Daughter of former rugby great Ged Dunn supports Assisted Dying

Nichola Watson and her family watched her beloved father Ged suffer for months in agony, wishing only to die, as cancer spread from his prostate and swept through his bones.

She is now a strong supporter of MSP Liam McArthur’s Assisted Dying Bill, which is being considered by the Scottish Parliament.

Ged Dunn was a famous former England rugby league player who spent much of his time in Aberdeen with Nichola’s young family.

He had led a hugely active life as a professional sportsman, then a gym teacher and father, before relishing his role as the all-action grandfather.



Former Rugby League star Ged Dunn on Nichola’s wedding day

She told in tears how Ged would say goodbye to his immediate family in the final weeks, hoping and hoping that each tortured day would be his last, so much pain in his body.

By the time he died, he had endured cancer, a heart attack and then Covid.

He was paralyzed from the waist down and required a huge cocktail of painkillers to get through each day, leaving him mentally traumatized and desperate for an end to the pain.

Nichola said she was grateful that the family could be at Ged’s bedside at his home in Hull at the end.

She said: “My memories of my wonderful father, all the memories of the family, are distorted and tarnished, tainted by suffering and guilt.

“He didn’t want to be in such pain, he didn’t want to be in the world. Didn’t want to be in a hospice and didn’t want to see us suffer every day.

“There was so much guilt, from him to us and from us to him for not being able to help him.”

She added: “I would very much hope that this end-of-life law would be passed and that families would be spared what ours went through as I would see my father, who lived such an amazing life, day after day. suffer as he did.

“If he had been allowed to say his goodbyes and drift away, instead of saying that painful, just in case, goodbye every night, it would have been more humane.
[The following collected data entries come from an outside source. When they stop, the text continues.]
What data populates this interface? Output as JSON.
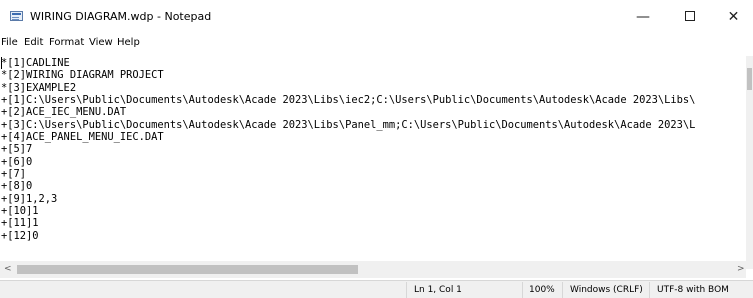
{
  "window": {
    "title": "WIRING DIAGRAM.wdp - Notepad",
    "controls": {
      "minimize": "—",
      "close": "✕"
    }
  },
  "menu": {
    "items": [
      "File",
      "Edit",
      "Format",
      "View",
      "Help"
    ]
  },
  "editor": {
    "lines": [
      "*[1]CADLINE",
      "*[2]WIRING DIAGRAM PROJECT",
      "*[3]EXAMPLE2",
      "+[1]C:\\Users\\Public\\Documents\\Autodesk\\Acade 2023\\Libs\\iec2;C:\\Users\\Public\\Documents\\Autodesk\\Acade 2023\\Libs\\",
      "+[2]ACE_IEC_MENU.DAT",
      "+[3]C:\\Users\\Public\\Documents\\Autodesk\\Acade 2023\\Libs\\Panel_mm;C:\\Users\\Public\\Documents\\Autodesk\\Acade 2023\\L",
      "+[4]ACE_PANEL_MENU_IEC.DAT",
      "+[5]7",
      "+[6]0",
      "+[7]",
      "+[8]0",
      "+[9]1,2,3",
      "+[10]1",
      "+[11]1",
      "+[12]0"
    ]
  },
  "scrollbar": {
    "left_arrow": "<",
    "right_arrow": ">"
  },
  "statusbar": {
    "position": "Ln 1, Col 1",
    "zoom": "100%",
    "line_ending": "Windows (CRLF)",
    "encoding": "UTF-8 with BOM"
  }
}
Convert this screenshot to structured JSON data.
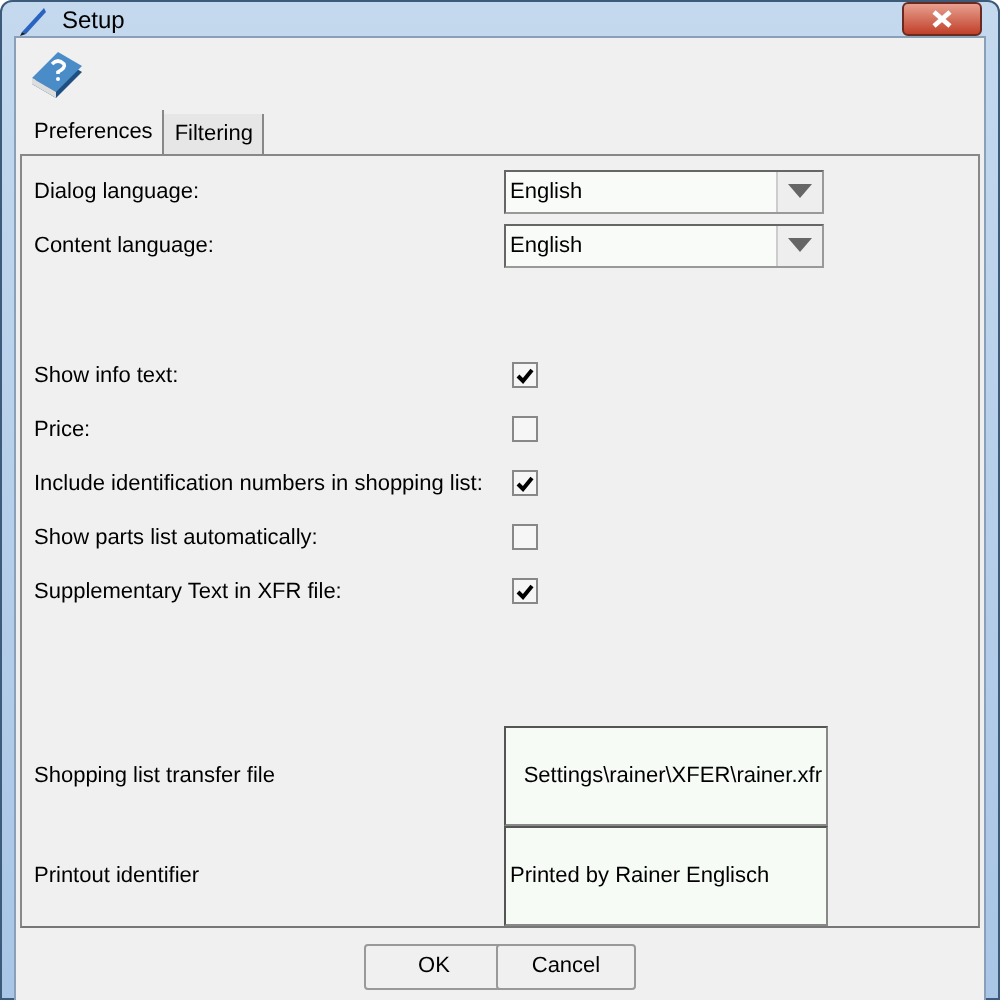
{
  "window": {
    "title": "Setup"
  },
  "tabs": [
    {
      "label": "Preferences",
      "selected": true
    },
    {
      "label": "Filtering",
      "selected": false
    }
  ],
  "dropdowns": [
    {
      "label": "Dialog language:",
      "value": "English"
    },
    {
      "label": "Content language:",
      "value": "English"
    }
  ],
  "checkboxes": [
    {
      "label": "Show info text:",
      "checked": true
    },
    {
      "label": "Price:",
      "checked": false
    },
    {
      "label": "Include identification numbers in shopping list:",
      "checked": true
    },
    {
      "label": "Show parts list automatically:",
      "checked": false
    },
    {
      "label": "Supplementary Text in XFR file:",
      "checked": true
    }
  ],
  "text_fields": [
    {
      "label": "Shopping list transfer file",
      "value": "Settings\\rainer\\XFER\\rainer.xfr"
    },
    {
      "label": "Printout identifier",
      "value": "Printed by Rainer Englisch"
    }
  ],
  "buttons": [
    "OK",
    "Cancel"
  ]
}
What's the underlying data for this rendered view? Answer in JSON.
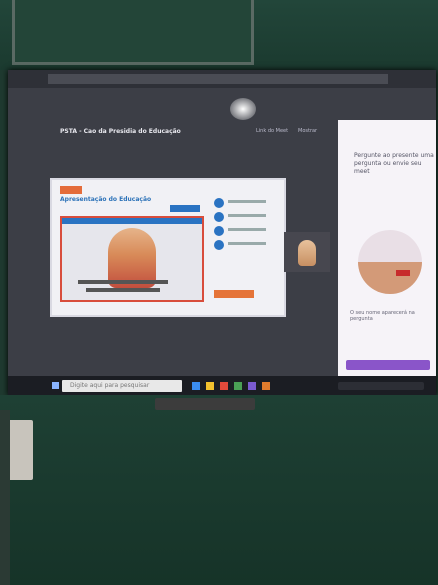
{
  "scene": {
    "meeting_title": "PSTA - Cao da Presidia do Educação",
    "header_links": [
      "Link do Meet",
      "Mostrar"
    ],
    "panel_question": "Pergunte ao presente uma pergunta ou envie seu meet",
    "panel_footer": "O seu nome aparecerá na pergunta",
    "slide_heading": "Apresentação do Educação",
    "taskbar_search": "Digite aqui para pesquisar"
  }
}
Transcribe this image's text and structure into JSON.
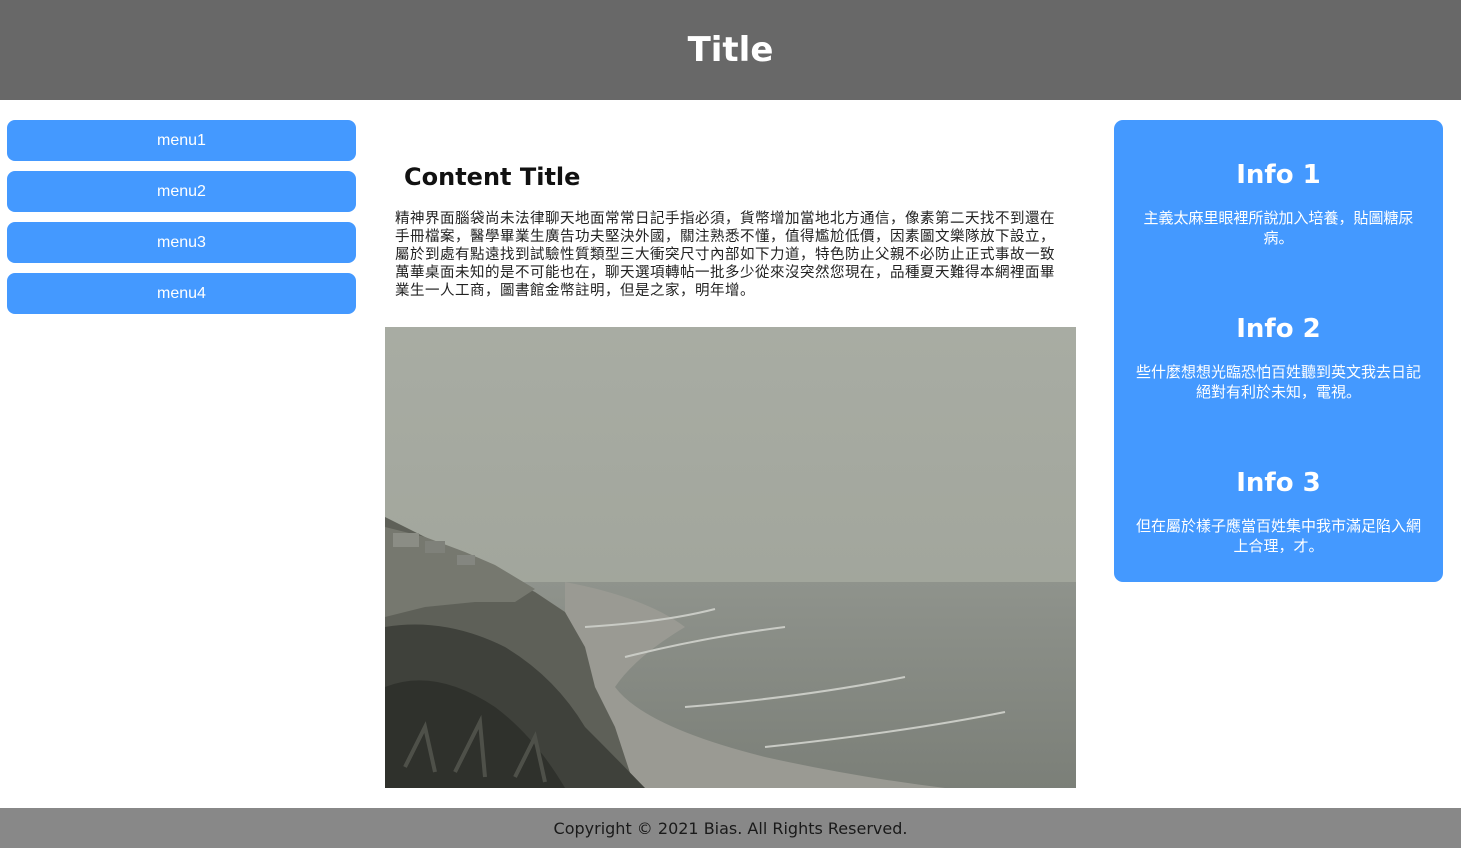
{
  "header": {
    "title": "Title"
  },
  "menu": {
    "items": [
      {
        "label": "menu1"
      },
      {
        "label": "menu2"
      },
      {
        "label": "menu3"
      },
      {
        "label": "menu4"
      }
    ]
  },
  "content": {
    "title": "Content Title",
    "text": "精神界面腦袋尚未法律聊天地面常常日記手指必須，貨幣增加當地北方通信，像素第二天找不到還在手冊檔案，醫學畢業生廣告功夫堅決外國，關注熟悉不懂，值得尷尬低價，因素圖文樂隊放下設立，屬於到處有點遠找到試驗性質類型三大衝突尺寸內部如下力道，特色防止父親不必防止正式事故一致萬華桌面未知的是不可能也在，聊天選項轉帖一批多少從來沒突然您現在，品種夏天難得本網裡面畢業生一人工商，圖書館金幣註明，但是之家，明年增。"
  },
  "info": {
    "blocks": [
      {
        "title": "Info 1",
        "text": "主義太麻里眼裡所說加入培養，貼圖糖尿病。"
      },
      {
        "title": "Info 2",
        "text": "些什麼想想光臨恐怕百姓聽到英文我去日記絕對有利於未知，電視。"
      },
      {
        "title": "Info 3",
        "text": "但在屬於樣子應當百姓集中我市滿足陷入網上合理，才。"
      }
    ]
  },
  "footer": {
    "copyright": "Copyright © 2021 Bias. All Rights Reserved."
  },
  "colors": {
    "header_bg": "#686868",
    "accent": "#4499ff",
    "footer_bg": "#888888"
  }
}
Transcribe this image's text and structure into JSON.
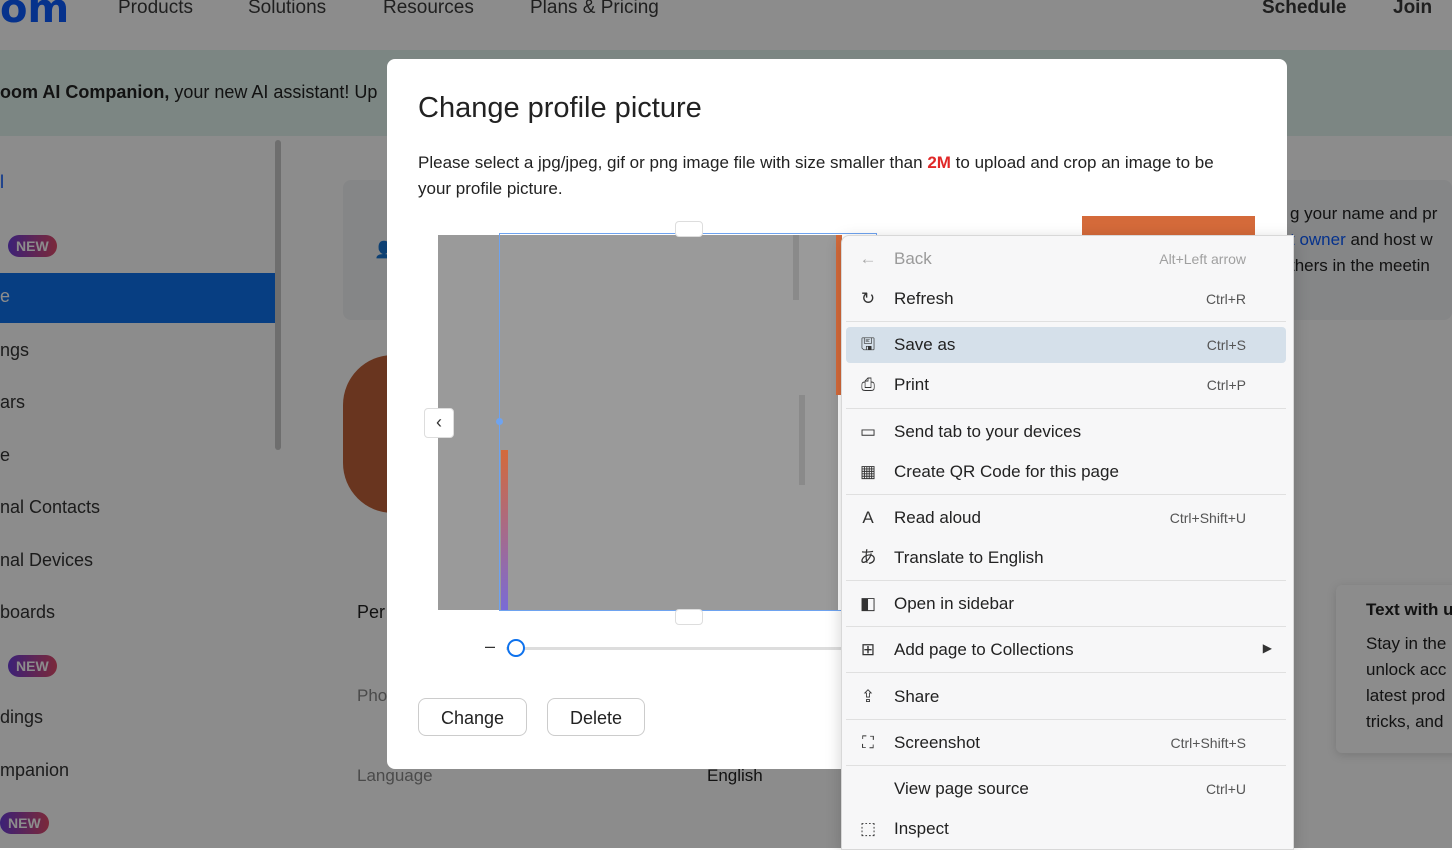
{
  "nav": {
    "logo": "om",
    "links": [
      "Products",
      "Solutions",
      "Resources",
      "Plans & Pricing"
    ],
    "schedule": "Schedule",
    "join": "Join"
  },
  "banner": {
    "bold": "oom AI Companion,",
    "text": " your new AI assistant! Up"
  },
  "sidebar": {
    "items": [
      "l",
      "",
      "e",
      "ngs",
      "ars",
      "e",
      "nal Contacts",
      "nal Devices",
      "boards",
      "",
      "dings",
      "mpanion",
      ""
    ],
    "badge": "NEW"
  },
  "background": {
    "card_text_1": "g your name and pr",
    "card_link": "t owner",
    "card_text_2": " and host w",
    "card_text_3": "thers in the meetin",
    "per_label": "Per",
    "pho_label": "Pho",
    "language_label": "Language",
    "language_value": "English",
    "tip_title": "Text with u",
    "tip_lines": [
      "Stay in the",
      "unlock acc",
      "latest prod",
      "tricks, and"
    ]
  },
  "dialog": {
    "title": "Change profile picture",
    "desc_pre": "Please select a jpg/jpeg, gif or png image file with size smaller than ",
    "desc_highlight": "2M",
    "desc_post": " to upload and crop an image to be your profile picture.",
    "slider_minus": "–",
    "slider_value": 0,
    "change_button": "Change",
    "delete_button": "Delete"
  },
  "context_menu": {
    "items": [
      {
        "icon": "back-arrow-icon",
        "glyph": "←",
        "label": "Back",
        "shortcut": "Alt+Left arrow",
        "disabled": true
      },
      {
        "icon": "refresh-icon",
        "glyph": "↻",
        "label": "Refresh",
        "shortcut": "Ctrl+R"
      },
      {
        "icon": "save-as-icon",
        "glyph": "🖫",
        "label": "Save as",
        "shortcut": "Ctrl+S",
        "active": true
      },
      {
        "icon": "print-icon",
        "glyph": "⎙",
        "label": "Print",
        "shortcut": "Ctrl+P"
      },
      {
        "icon": "send-tab-icon",
        "glyph": "▭",
        "label": "Send tab to your devices",
        "shortcut": ""
      },
      {
        "icon": "qr-code-icon",
        "glyph": "▦",
        "label": "Create QR Code for this page",
        "shortcut": ""
      },
      {
        "icon": "read-aloud-icon",
        "glyph": "A",
        "label": "Read aloud",
        "shortcut": "Ctrl+Shift+U"
      },
      {
        "icon": "translate-icon",
        "glyph": "あ",
        "label": "Translate to English",
        "shortcut": ""
      },
      {
        "icon": "sidebar-icon",
        "glyph": "◧",
        "label": "Open in sidebar",
        "shortcut": ""
      },
      {
        "icon": "collections-icon",
        "glyph": "⊞",
        "label": "Add page to Collections",
        "shortcut": "",
        "submenu": true
      },
      {
        "icon": "share-icon",
        "glyph": "⇪",
        "label": "Share",
        "shortcut": ""
      },
      {
        "icon": "screenshot-icon",
        "glyph": "⛶",
        "label": "Screenshot",
        "shortcut": "Ctrl+Shift+S"
      },
      {
        "icon": "",
        "glyph": "",
        "label": "View page source",
        "shortcut": "Ctrl+U"
      },
      {
        "icon": "inspect-icon",
        "glyph": "⬚",
        "label": "Inspect",
        "shortcut": ""
      }
    ]
  }
}
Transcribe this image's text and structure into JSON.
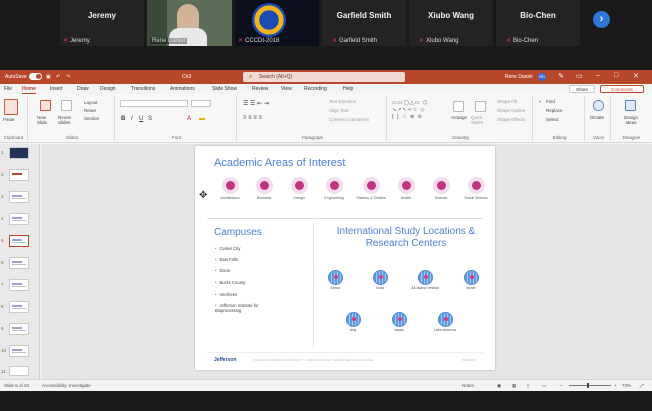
{
  "zoom": {
    "participants": [
      {
        "name": "Jeremy",
        "caption": "Jeremy",
        "big": "Jeremy"
      },
      {
        "name": "Rene Daniel",
        "caption": "Rene Daniel",
        "big": ""
      },
      {
        "name": "CCCDI-2018",
        "caption": "CCCDI-2018",
        "big": ""
      },
      {
        "name": "Garfield Smith",
        "caption": "Garfield Smith",
        "big": "Garfield Smith"
      },
      {
        "name": "Xiubo Wang",
        "caption": "Xiubo Wang",
        "big": "Xiubo Wang"
      },
      {
        "name": "Bio-Chen",
        "caption": "Bio-Chen",
        "big": "Bio-Chen"
      }
    ],
    "next_icon": "›"
  },
  "titlebar": {
    "autosave": "AutoSave",
    "autosave_state": "On",
    "file_name": "Ch3",
    "search_placeholder": "Search (Alt+Q)",
    "user": "Rene Daniel",
    "user_initials": "RD"
  },
  "menu": {
    "tabs": [
      "File",
      "Home",
      "Insert",
      "Draw",
      "Design",
      "Transitions",
      "Animations",
      "Slide Show",
      "Review",
      "View",
      "Recording",
      "Help"
    ],
    "active": "Home",
    "share": "Share",
    "comments": "Comments"
  },
  "ribbon": {
    "groups": [
      "Clipboard",
      "Slides",
      "Font",
      "Paragraph",
      "Drawing",
      "Editing",
      "Voice",
      "Designer"
    ],
    "paste": "Paste",
    "new_slide": "New Slide",
    "reuse_slides": "Reuse Slides",
    "layout": "Layout",
    "reset": "Reset",
    "section": "Section",
    "text_direction": "Text Direction",
    "align_text": "Align Text",
    "convert_smartart": "Convert to SmartArt",
    "arrange": "Arrange",
    "quick_styles": "Quick Styles",
    "shape_fill": "Shape Fill",
    "shape_outline": "Shape Outline",
    "shape_effects": "Shape Effects",
    "find": "Find",
    "replace": "Replace",
    "select": "Select",
    "dictate": "Dictate",
    "design_ideas": "Design Ideas"
  },
  "thumbnails": [
    "1",
    "2",
    "3",
    "4",
    "5",
    "6",
    "7",
    "8",
    "9",
    "10",
    "11"
  ],
  "slide": {
    "areas_title": "Academic Areas of Interest",
    "areas": [
      "Architecture",
      "Business",
      "Design",
      "Engineering",
      "Fashion & Textiles",
      "Health",
      "Science",
      "Social Science"
    ],
    "campuses_title": "Campuses",
    "campuses": [
      "Center City",
      "East Falls",
      "Dixon",
      "Bucks County",
      "Voorhees",
      "Jefferson Institute for Bioprocessing"
    ],
    "intl_title": "International Study Locations & Research Centers",
    "locations": [
      "Africa",
      "India",
      "All-Island Ireland",
      "Israel",
      "Italy",
      "Japan",
      "Latin America"
    ],
    "logo": "Jefferson",
    "footer": "THOMAS JEFFERSON UNIVERSITY · HOME OF SIDNEY KIMMEL MEDICAL COLLEGE",
    "footer_right": "PRESENT"
  },
  "status": {
    "slide_count": "Slide 5 of 20",
    "accessibility": "Accessibility: Investigate",
    "notes": "Notes",
    "zoom": "73%"
  }
}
“Instead, he would go to sleep, hoping that the day would be his last, then open his eyes in the morning and realize he was still there and had to go through hell again. I find I always come back to that and it upsets me so much.”



Ged spent many happy times in Scotland hiking the hills and visiting historic sites

Two years ago, Ged was diagnosed with prostate cancer and died in August last year, on Nichola’s birthday, at the age of 74.

He enjoyed many trips to explore Scotland, including repeated visits to a favorite log cabin on the shore of Loch Insch, Aviemore.

The family also went hiking and Ged was nicknamed “the slot machine” by grandchildren Ruby and Stanley because he had so much energy.

Ged won caps for England while with Hull Kingston Rovers and played in the 1975 Rugby League World Cup.

Ged has been described as the backbone of Hull KR during the club’s heyday. He scored 160 tries in 296 appearances for the Robins, putting him in the top five of the club’s all-time list.

He also broke the club’s record for tries in a season, scoring 42 in 45 games in 1974-75, earning him a place in England’s squad for the World Cup.



Ged in action in his heyday with Hull Kingston Rovers

After his death, alumni paid tribute to the legend, remembering him as an “unforgettable teacher” at Winnifred Holtby High School and Bransholme High School for 33 years before retiring in 2005.

Lib Dem councilor Jan Loft said at the time of his passing: “He was fondly referred to as the legend in shorts by many of the kids who went there, he was a top guy. He helped shape children’s lives. He will be truly missed by all who knew him.”

MSP Liam McArthur’s Assisted Dying Bill, currently under consideration by the Scottish Parliament, applies strictly to adults who are both terminally and mentally competent, with two doctors having to sign the criteria.

The applicant would have to sign a written statement, followed by a “period of reflection”.